The conclusion mimics a lot of my (sometimes confused) feelings:
A few weeks ago, in an art gallery in London, I saw a Durer print that wasn’t a Durer print - it was a copy, made in around 1506 by Raimondi, a student of Raphael. Vasari tells us that Durer was furious and went to court in Venice. I treasure the idea of Venetian magistrates trying to work out how to think about this: their verdict was that Raimondi could carry on making the copies, but could no longer include Durer’s logo. That was a case about intellectual property, but the verdict is also a neat split between two ideas of authenticity. Do we care who made it, and why, or do we just want the picture? That's why some people are horrified by music generators or Midjourney, (or, 150 years ago, were horrified by cameras), and others aren't worried at all.
Both are probably right. I think context matters more and more, and thus, we care who made what.
But, we’ve also been around creative works where we didn’t really care who made it. The story will continue to play out. :)
California Forever in Solano County
For now, the project is dubbed, California Forever.
As a city nerd, I love the idea of new cities, but I’m also always raising eyebrows at the *why*. Often times, it’s a desire to exit from the realities we face in city-life as-is. I’m generally more tilted in the direction of attempting to fix the cities we do have, before building new ones, because ultimately, new cities won’t be immune to the eventual same problems down the line. But, being a city maximalist: make our cities better, and also build new cities. Ultimately, we hope that *all* people win from a competition of cities. It’s a negative indictment on our capability to organise if upstart utopian cities will fare better in the future. I doubt they will, but I say: let them try. :)
BasePaint
One of my favourite new NFT projects to follow is BasePaint. Every day, a group comes together (if you have a brush) and paint a new picture, pixel by pixel, according to a theme. After it’s done, it’s sold as an open edition NFT with the proceeds going towards the people who created the artwork (based on how many of your pixels made the final cut).

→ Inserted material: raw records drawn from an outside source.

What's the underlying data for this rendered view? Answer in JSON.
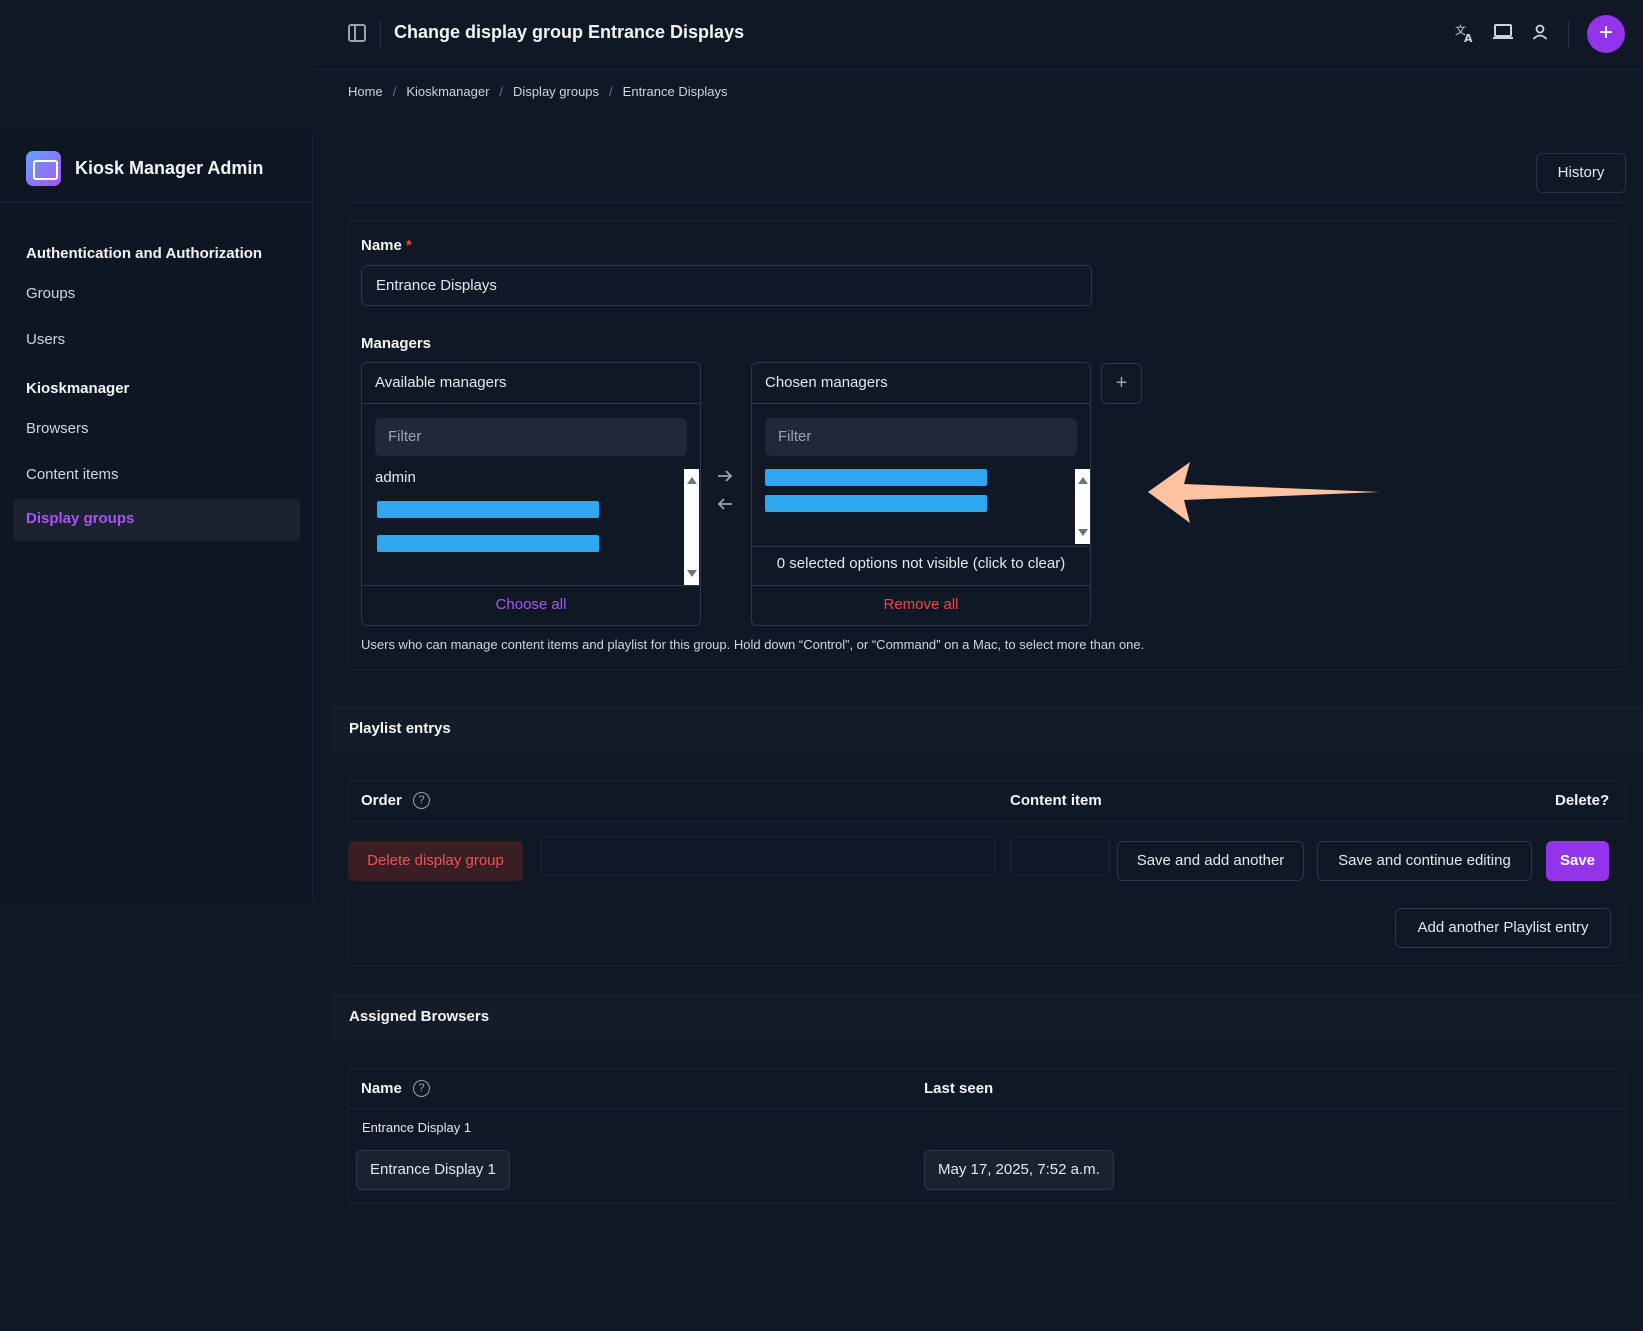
{
  "header": {
    "title": "Change display group Entrance Displays",
    "icons": [
      "sidebar-toggle-icon",
      "translate-icon",
      "monitor-icon",
      "user-icon",
      "plus-icon"
    ]
  },
  "breadcrumb": [
    "Home",
    "Kioskmanager",
    "Display groups",
    "Entrance Displays"
  ],
  "sidebar": {
    "brand": "Kiosk Manager Admin",
    "sections": [
      {
        "heading": "Authentication and Authorization",
        "items": [
          "Groups",
          "Users"
        ]
      },
      {
        "heading": "Kioskmanager",
        "items": [
          "Browsers",
          "Content items",
          "Display groups"
        ]
      }
    ],
    "active": "Display groups"
  },
  "history_label": "History",
  "form": {
    "name_label": "Name",
    "required_mark": "*",
    "name_value": "Entrance Displays",
    "managers_label": "Managers",
    "available": {
      "title": "Available managers",
      "filter_placeholder": "Filter",
      "options": [
        "admin"
      ],
      "choose_all": "Choose all"
    },
    "chosen": {
      "title": "Chosen managers",
      "filter_placeholder": "Filter",
      "not_visible": "0 selected options not visible (click to clear)",
      "remove_all": "Remove all"
    },
    "help_text": "Users who can manage content items and playlist for this group. Hold down “Control”, or “Command” on a Mac, to select more than one."
  },
  "playlist": {
    "title": "Playlist entrys",
    "columns": [
      "Order",
      "Content item",
      "Delete?"
    ],
    "add_label": "Add another Playlist entry"
  },
  "actions": {
    "delete": "Delete display group",
    "save_add": "Save and add another",
    "save_continue": "Save and continue editing",
    "save": "Save"
  },
  "browsers": {
    "title": "Assigned Browsers",
    "columns": [
      "Name",
      "Last seen"
    ],
    "rows": [
      {
        "caption": "Entrance Display 1",
        "name": "Entrance Display 1",
        "last_seen": "May 17, 2025, 7:52 a.m."
      }
    ]
  },
  "colors": {
    "accent": "#9333ea",
    "danger": "#ef4444",
    "redaction": "#2ea7ee",
    "annotation_arrow": "#fdc3a0"
  }
}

Here’s the Pokemon one, being drawn.
If you are also a smart contract dev, do also take a look at the contract breakdown. This projects is a fun combination of all the things that make the web + blockchain great: collaboration + sharing rewards from its creation.
Macadam, Mezerg - Hop!
This week’s track is another thumping, krautrock-esque indie tune. I’m a sucker for these tracks. One’s that kind of build and keep going.
That’s it for this week. A bit shorter than usual. But, I’m in Mexico City for the first time and I have more exploring to do!